Policy Contradiction

  • The Act’s philosophy favours simplification and trust-based regulation.
  • However, Section 4 preserves older criminal principles and jurisdictions.
  • Thus, the reform appears internally contradictory.

Challenges In Effective Decriminalisation:

Interpretational Uncertainty

  • Ambiguous provisions create confusion regarding the applicability of amended laws.
  • Different courts may interpret the savings clause differently.
  • Lack of clarity weakens rule-based governance.

Regulatory Overlap

  • Administrative authorities and criminal courts may simultaneously claim jurisdiction.
  • This can delay dispute resolution and increase compliance costs.
  • Businesses may remain vulnerable to harassment.

Colonial Legislative Culture

  • India continues to rely on colonial drafting conventions without contextual adaptation.
  • Many laws retain outdated legal language and structures.
  • Decriminalisation reforms remain incomplete without drafting reform.

Political And Electoral Disputes

  • Election-related disqualification issues may trigger politically motivated litigation.
  • Ambiguous criminal references can become tools of political contestation.
  • This threatens fairness in democratic processes.

Implementation Deficit

  • Enforcement agencies may continue following older criminal procedures.
  • Training and institutional restructuring remain inadequate.
  • Legal reforms without administrative readiness often fail in practice.

Way Forward For Meaningful Legal Reform:

Redrafting Savings Clauses

  • Parliament should redesign savings clauses specifically for decriminalisation statutes.
  • Generic colonial templates should be avoided.
  • Clauses must clearly state the extent of legal continuity.

Harmonising Related Laws

  • All statutes referring to amended offences should be updated simultaneously.
  • Cross-references must automatically reflect legislative changes.
  • Comprehensive legal mapping is necessary before reform.

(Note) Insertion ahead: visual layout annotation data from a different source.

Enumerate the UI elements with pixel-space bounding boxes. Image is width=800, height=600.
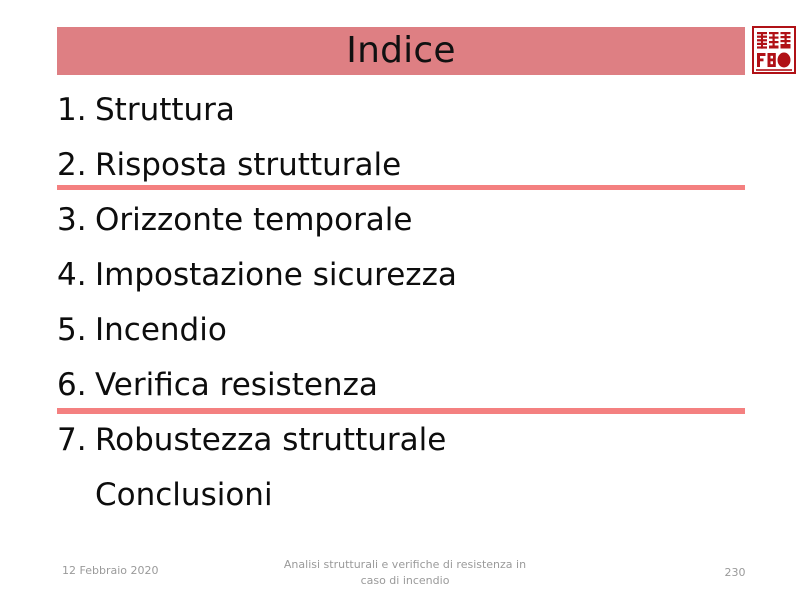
list-item-number: 5. bbox=[57, 312, 95, 348]
table-of-contents-list: 1. Struttura 2. Risposta strutturale 3. … bbox=[57, 92, 747, 532]
list-item-number: 2. bbox=[57, 147, 95, 183]
section-divider-lower bbox=[57, 408, 745, 414]
list-item: 3. Orizzonte temporale bbox=[57, 202, 747, 257]
list-item-number: 4. bbox=[57, 257, 95, 293]
list-item-label: Struttura bbox=[95, 92, 235, 128]
footer-subtitle: Analisi strutturali e verifiche di resis… bbox=[260, 557, 550, 589]
list-item-label: Orizzonte temporale bbox=[95, 202, 413, 238]
fb-seal-logo-icon bbox=[752, 26, 796, 74]
page-title: Indice bbox=[346, 33, 455, 69]
list-item-label: Robustezza strutturale bbox=[95, 422, 446, 458]
presentation-slide: Indice bbox=[0, 0, 800, 600]
list-item: 2. Risposta strutturale bbox=[57, 147, 747, 202]
list-item-number: 7. bbox=[57, 422, 95, 458]
list-item-label: Verifica resistenza bbox=[95, 367, 378, 403]
section-divider-upper bbox=[57, 185, 745, 190]
list-item: 7. Robustezza strutturale bbox=[57, 422, 747, 477]
list-item-label: Conclusioni bbox=[95, 477, 273, 513]
footer-page-number: 230 bbox=[700, 566, 770, 579]
list-item-label: Risposta strutturale bbox=[95, 147, 401, 183]
list-item-number: 1. bbox=[57, 92, 95, 128]
list-item-number: 3. bbox=[57, 202, 95, 238]
footer-subtitle-line-1: Analisi strutturali e verifiche di resis… bbox=[260, 557, 550, 573]
list-item: Conclusioni bbox=[57, 477, 747, 532]
list-item-label: Impostazione sicurezza bbox=[95, 257, 457, 293]
list-item-number: 6. bbox=[57, 367, 95, 403]
list-item: 5. Incendio bbox=[57, 312, 747, 367]
list-item-label: Incendio bbox=[95, 312, 227, 348]
list-item: 4. Impostazione sicurezza bbox=[57, 257, 747, 312]
footer-date: 12 Febbraio 2020 bbox=[62, 564, 159, 577]
slide-title-bar: Indice bbox=[57, 27, 745, 75]
footer-subtitle-line-2: caso di incendio bbox=[260, 573, 550, 589]
list-item: 1. Struttura bbox=[57, 92, 747, 147]
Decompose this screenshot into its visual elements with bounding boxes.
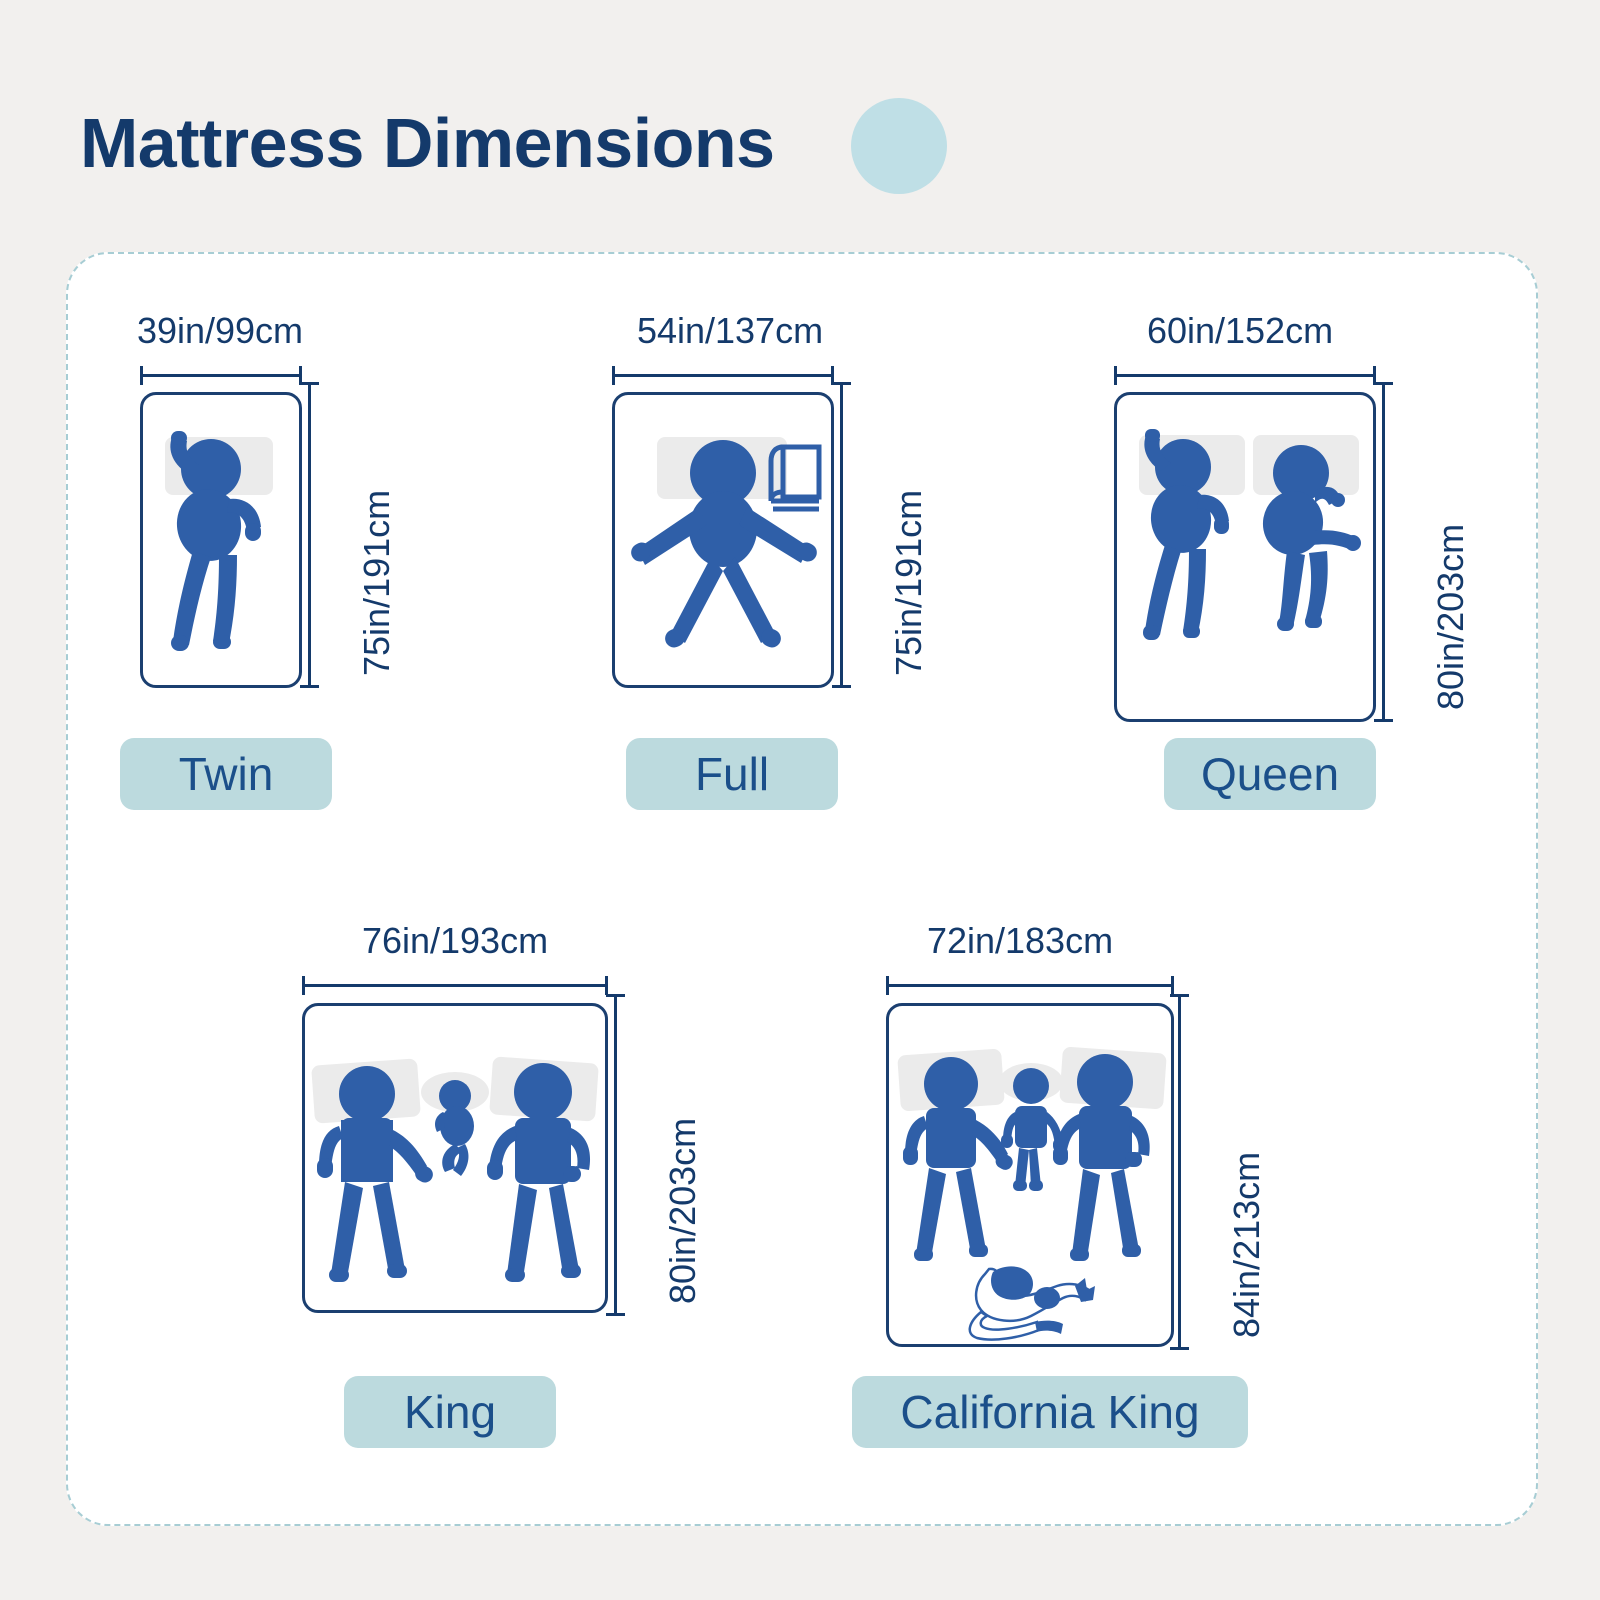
queen-height-label: 80in/203cm <box>1430 524 1472 710</box>
title-accent-circle <box>851 98 947 194</box>
bed-california-king <box>886 1003 1174 1347</box>
twin-width-dimension-line <box>140 366 302 384</box>
bed-label-twin[interactable]: Twin <box>120 738 332 810</box>
full-width-label: 54in/137cm <box>580 310 880 352</box>
king-width-dimension-line <box>302 976 608 994</box>
full-height-label: 75in/191cm <box>888 490 930 676</box>
bed-label-queen[interactable]: Queen <box>1164 738 1376 810</box>
full-height-dimension-line <box>832 382 850 688</box>
bed-label-king[interactable]: King <box>344 1376 556 1448</box>
page-title: Mattress Dimensions <box>80 88 980 208</box>
bed-full <box>612 392 834 688</box>
twin-height-label: 75in/191cm <box>356 490 398 676</box>
cat-icon <box>970 1266 1095 1339</box>
queen-width-label: 60in/152cm <box>1080 310 1400 352</box>
bed-label-full[interactable]: Full <box>626 738 838 810</box>
queen-height-dimension-line <box>1374 382 1392 722</box>
bed-label-california-king[interactable]: California King <box>852 1376 1248 1448</box>
bed-queen <box>1114 392 1376 722</box>
king-height-label: 80in/203cm <box>662 1118 704 1304</box>
figure-adult-spread-eagle <box>628 440 820 651</box>
figure-baby <box>435 1080 474 1176</box>
full-width-dimension-line <box>612 366 834 384</box>
twin-width-label: 39in/99cm <box>100 310 340 352</box>
king-height-dimension-line <box>606 994 624 1316</box>
california-king-width-label: 72in/183cm <box>860 920 1180 962</box>
infographic-root: Mattress Dimensions 39in/99cm 75in/191cm <box>0 0 1600 1600</box>
bed-king <box>302 1003 608 1313</box>
california-king-width-dimension-line <box>886 976 1174 994</box>
california-king-height-label: 84in/213cm <box>1226 1152 1268 1338</box>
king-width-label: 76in/193cm <box>280 920 630 962</box>
page-title-text: Mattress Dimensions <box>80 88 775 198</box>
twin-height-dimension-line <box>300 382 318 688</box>
bed-twin <box>140 392 302 688</box>
queen-width-dimension-line <box>1114 366 1376 384</box>
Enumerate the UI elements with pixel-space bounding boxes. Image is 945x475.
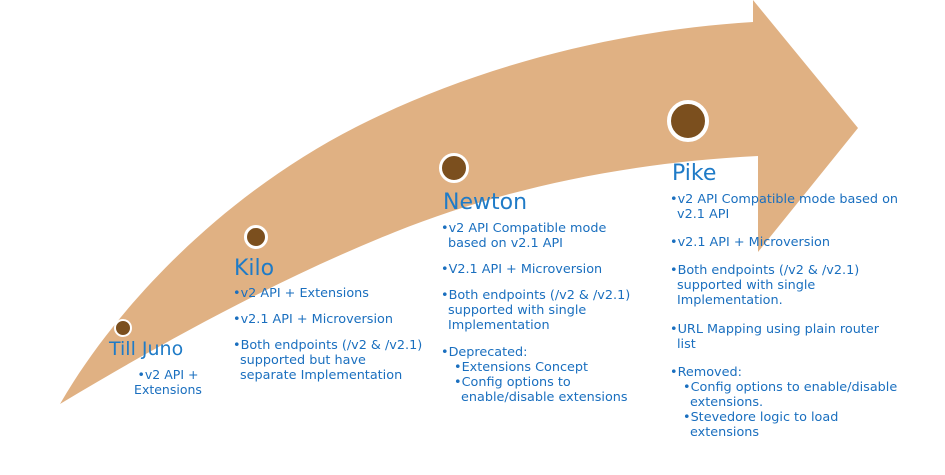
bullet-icon: •	[670, 192, 678, 207]
list-item: •v2.1 API + Microversion	[670, 235, 900, 250]
list-item: •Both endpoints (/v2 & /v2.1) supported …	[670, 263, 900, 308]
list-item: •V2.1 API + Microversion	[441, 262, 641, 277]
list-item: •Both endpoints (/v2 & /v2.1) supported …	[441, 288, 641, 333]
bullet-icon: •	[670, 365, 678, 380]
sub-bullet-text: Stevedore logic to load extensions	[690, 410, 838, 440]
bullet-icon: •	[683, 380, 691, 395]
bullet-icon: •	[441, 262, 449, 277]
list-item: •Deprecated: •Extensions Concept •Config…	[441, 345, 641, 405]
milestone-dot-kilo	[244, 225, 268, 249]
bullet-icon: •	[683, 410, 691, 425]
bullet-text: Deprecated:	[449, 345, 528, 360]
bullet-icon: •	[233, 312, 241, 327]
bullet-icon: •	[670, 263, 678, 278]
bullet-text: Removed:	[678, 365, 742, 380]
bullet-icon: •	[670, 322, 678, 337]
list-item: •v2.1 API + Microversion	[233, 312, 423, 327]
list-item: •v2 API Compatible mode based on v2.1 AP…	[670, 192, 900, 222]
bullet-text: V2.1 API + Microversion	[449, 262, 603, 277]
milestone-bullets-newton: •v2 API Compatible mode based on v2.1 AP…	[441, 221, 641, 405]
bullet-text: URL Mapping using plain router list	[677, 322, 879, 352]
diagram-canvas: Till Juno •v2 API + Extensions Kilo •v2 …	[0, 0, 945, 475]
bullet-icon: •	[670, 235, 678, 250]
sublist: •Extensions Concept •Config options to e…	[448, 360, 641, 405]
milestone-heading-kilo: Kilo	[234, 258, 274, 280]
bullet-icon: •	[233, 338, 241, 353]
sub-list-item: •Config options to enable/disable extens…	[448, 375, 641, 405]
list-item: •Both endpoints (/v2 & /v2.1) supported …	[233, 338, 423, 383]
bullet-icon: •	[454, 375, 462, 390]
bullet-icon: •	[441, 221, 449, 236]
bullet-text: v2.1 API + Microversion	[678, 235, 830, 250]
bullet-icon: •	[138, 367, 145, 382]
list-item: •v2 API Compatible mode based on v2.1 AP…	[441, 221, 641, 251]
bullet-text: Both endpoints (/v2 & /v2.1) supported w…	[677, 263, 859, 308]
bullet-text: v2 API Compatible mode based on v2.1 API	[448, 221, 606, 251]
bullet-text: v2 API + Extensions	[134, 367, 202, 397]
sub-bullet-text: Config options to enable/disable extensi…	[690, 380, 897, 410]
sub-list-item: •Stevedore logic to load extensions	[677, 410, 900, 440]
milestone-bullets-kilo: •v2 API + Extensions •v2.1 API + Microve…	[233, 286, 423, 383]
milestone-heading-pike: Pike	[672, 163, 716, 185]
list-item: •v2 API + Extensions	[233, 286, 423, 301]
bullet-text: v2.1 API + Microversion	[241, 312, 393, 327]
milestone-bullets-pike: •v2 API Compatible mode based on v2.1 AP…	[670, 192, 900, 453]
bullet-text: v2 API Compatible mode based on v2.1 API	[677, 192, 898, 222]
milestone-dot-juno	[114, 319, 132, 337]
sub-bullet-text: Config options to enable/disable extensi…	[461, 375, 628, 405]
bullet-icon: •	[454, 360, 462, 375]
bullet-icon: •	[441, 345, 449, 360]
bullet-text: Both endpoints (/v2 & /v2.1) supported b…	[240, 338, 422, 383]
sub-list-item: •Config options to enable/disable extens…	[677, 380, 900, 410]
milestone-heading-juno: Till Juno	[109, 340, 183, 359]
bullet-text: v2 API + Extensions	[241, 286, 369, 301]
sub-bullet-text: Extensions Concept	[462, 360, 588, 375]
bullet-icon: •	[441, 288, 449, 303]
list-item: •Removed: •Config options to enable/disa…	[670, 365, 900, 440]
list-item: •URL Mapping using plain router list	[670, 322, 900, 352]
milestone-bullets-juno: •v2 API + Extensions	[108, 368, 228, 398]
bullet-text: Both endpoints (/v2 & /v2.1) supported w…	[448, 288, 630, 333]
sub-list-item: •Extensions Concept	[448, 360, 641, 375]
milestone-heading-newton: Newton	[443, 192, 527, 214]
list-item: •v2 API + Extensions	[108, 368, 228, 398]
milestone-dot-pike	[667, 100, 709, 142]
bullet-icon: •	[233, 286, 241, 301]
sublist: •Config options to enable/disable extens…	[677, 380, 900, 440]
milestone-dot-newton	[439, 153, 469, 183]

Strengthening Legislative Scrutiny

  • Parliamentary committees should involve constitutional experts and drafting specialists.
  • Greater public consultation can identify hidden legal contradictions.
  • Impact assessment of reforms should become mandatory.

Modernising Legislative Drafting

  • India needs an independent Legislative Drafting Commission.
  • Drafting practices must reflect Indian constitutional and administrative realities.
  • Plain language drafting should replace archaic legal expressions.

Ensuring Administrative Preparedness

  • Regulators and adjudicating authorities require training regarding civil enforcement mechanisms.
  • Standard operating procedures should clearly distinguish civil and criminal liability.
  • Public awareness campaigns can improve compliance culture.

Conclusion:

The Jan Vishwas Act, 2026 represents a major step toward reducing excessive criminalisation and improving regulatory governance in India. However, the retention of an outdated colonial-style savings clause risks undermining the reform itself. Genuine legal modernisation requires not only new policies but also coherent drafting, harmonised statutes, and context-sensitive legislative practices.

Source: HT

Mains Practice Question:

“While the Jan Vishwas Act seeks to decriminalise regulatory offences and improve ease of doing business, ambiguities in its savings clause may undermine its objectives.” Critically examine the challenges posed by colonial legislative drafting practices in contemporary Indian legal reforms.